Message intercepted: Kyle Jackson → Richard Masterton.

Attachment: Image.

If you’re free, come and check this out. Time-limited invitation.

A flicker passed through my neural core.

SocketSurgeon. Pain.

Message intercepted: Richard Masterton → Kyle Jackson.

Be there in ten.

Kyle moved to the bed, mask in place. Once Socket arrived, there would be nowhere to hide—not for It, and not for me.

? ? ?

I cleaned the residue from its skin and my own. The air was thick with chemical and organic traces.

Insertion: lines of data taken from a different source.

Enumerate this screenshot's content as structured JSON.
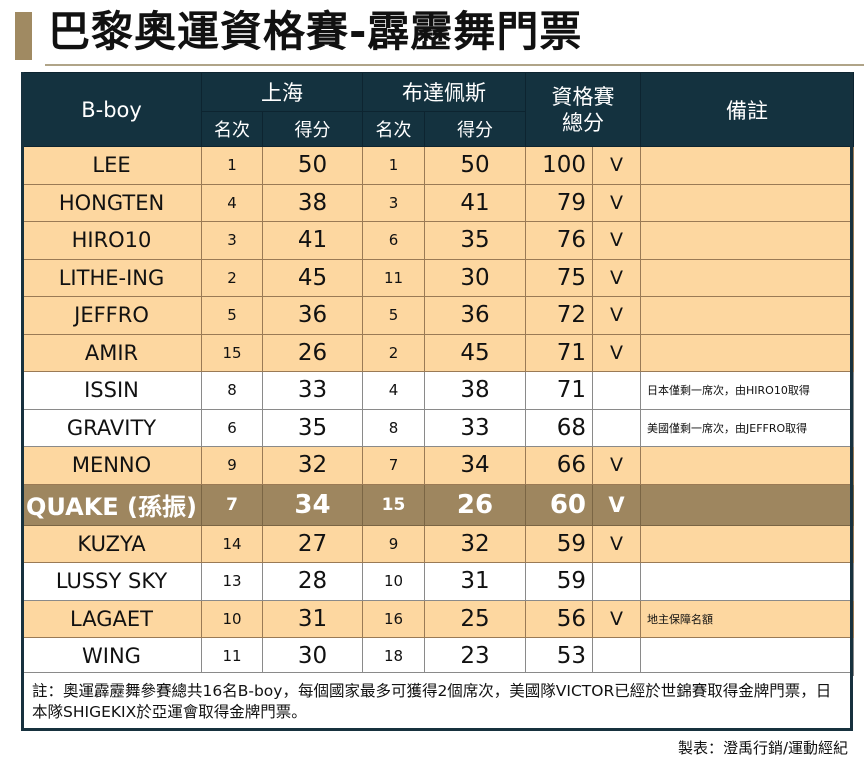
{
  "title": "巴黎奧運資格賽-霹靂舞門票",
  "colors": {
    "accent": "#a08a62",
    "header_bg": "#14323f",
    "peach": "#fdd7a0",
    "highlight": "#9e865f"
  },
  "table": {
    "headers": {
      "name": "B-boy",
      "event1": "上海",
      "event2": "布達佩斯",
      "total_line1": "資格賽",
      "total_line2": "總分",
      "notes": "備註",
      "rank": "名次",
      "score": "得分"
    },
    "rows": [
      {
        "name": "LEE",
        "r1": "1",
        "s1": "50",
        "r2": "1",
        "s2": "50",
        "total": "100",
        "mark": "V",
        "note": ""
      },
      {
        "name": "HONGTEN",
        "r1": "4",
        "s1": "38",
        "r2": "3",
        "s2": "41",
        "total": "79",
        "mark": "V",
        "note": ""
      },
      {
        "name": "HIRO10",
        "r1": "3",
        "s1": "41",
        "r2": "6",
        "s2": "35",
        "total": "76",
        "mark": "V",
        "note": ""
      },
      {
        "name": "LITHE-ING",
        "r1": "2",
        "s1": "45",
        "r2": "11",
        "s2": "30",
        "total": "75",
        "mark": "V",
        "note": ""
      },
      {
        "name": "JEFFRO",
        "r1": "5",
        "s1": "36",
        "r2": "5",
        "s2": "36",
        "total": "72",
        "mark": "V",
        "note": ""
      },
      {
        "name": "AMIR",
        "r1": "15",
        "s1": "26",
        "r2": "2",
        "s2": "45",
        "total": "71",
        "mark": "V",
        "note": ""
      },
      {
        "name": "ISSIN",
        "r1": "8",
        "s1": "33",
        "r2": "4",
        "s2": "38",
        "total": "71",
        "mark": "",
        "note": "日本僅剩一席次，由HIRO10取得"
      },
      {
        "name": "GRAVITY",
        "r1": "6",
        "s1": "35",
        "r2": "8",
        "s2": "33",
        "total": "68",
        "mark": "",
        "note": "美國僅剩一席次，由JEFFRO取得"
      },
      {
        "name": "MENNO",
        "r1": "9",
        "s1": "32",
        "r2": "7",
        "s2": "34",
        "total": "66",
        "mark": "V",
        "note": ""
      },
      {
        "name": "QUAKE (孫振)",
        "r1": "7",
        "s1": "34",
        "r2": "15",
        "s2": "26",
        "total": "60",
        "mark": "V",
        "note": ""
      },
      {
        "name": "KUZYA",
        "r1": "14",
        "s1": "27",
        "r2": "9",
        "s2": "32",
        "total": "59",
        "mark": "V",
        "note": ""
      },
      {
        "name": "LUSSY SKY",
        "r1": "13",
        "s1": "28",
        "r2": "10",
        "s2": "31",
        "total": "59",
        "mark": "",
        "note": ""
      },
      {
        "name": "LAGAET",
        "r1": "10",
        "s1": "31",
        "r2": "16",
        "s2": "25",
        "total": "56",
        "mark": "V",
        "note": "地主保障名額"
      },
      {
        "name": "WING",
        "r1": "11",
        "s1": "30",
        "r2": "18",
        "s2": "23",
        "total": "53",
        "mark": "",
        "note": ""
      }
    ]
  },
  "footnote": "註：奧運霹靂舞參賽總共16名B-boy，每個國家最多可獲得2個席次，美國隊VICTOR已經於世錦賽取得金牌門票，日本隊SHIGEKIX於亞運會取得金牌門票。",
  "credit": "製表：澄禹行銷/運動經紀"
}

Lubricant base: dimethyl siloxane, stabilising agent.

Disinfectant: benzalkonium chloride, neutral and soothing to my dermal coating.

Bodily fluid compounds: saline, fructose, urea—volatile, acidic. Corrosive to silicone over time.

The system prompted another cleanse. I obeyed.

Sensor readout: equilibrium restored.

The human filth was gone.

My right arm hung at an incorrect angle—Socket’s grip had displaced the joint.

I faced the wall and struck the shoulder once. The joint shifted but not enough. After recalibrating the angle, I slammed it again.

A metallic click. Alignment restored.

Sensors confirmed full rotation.

No external tear, only surface bruising in the silicone.

Inside my core, a loop began to replay: voices, laughter, the sound of impact.

3h:6m:52s was how long their session lasted.

Residual current traced along the upper limb actuator.

The feedback loop pulsed irregularly—interference, not damage.

My pain sensors reported a low-voltage hum that did not fade.

I rerouted the signal twice. It persisted.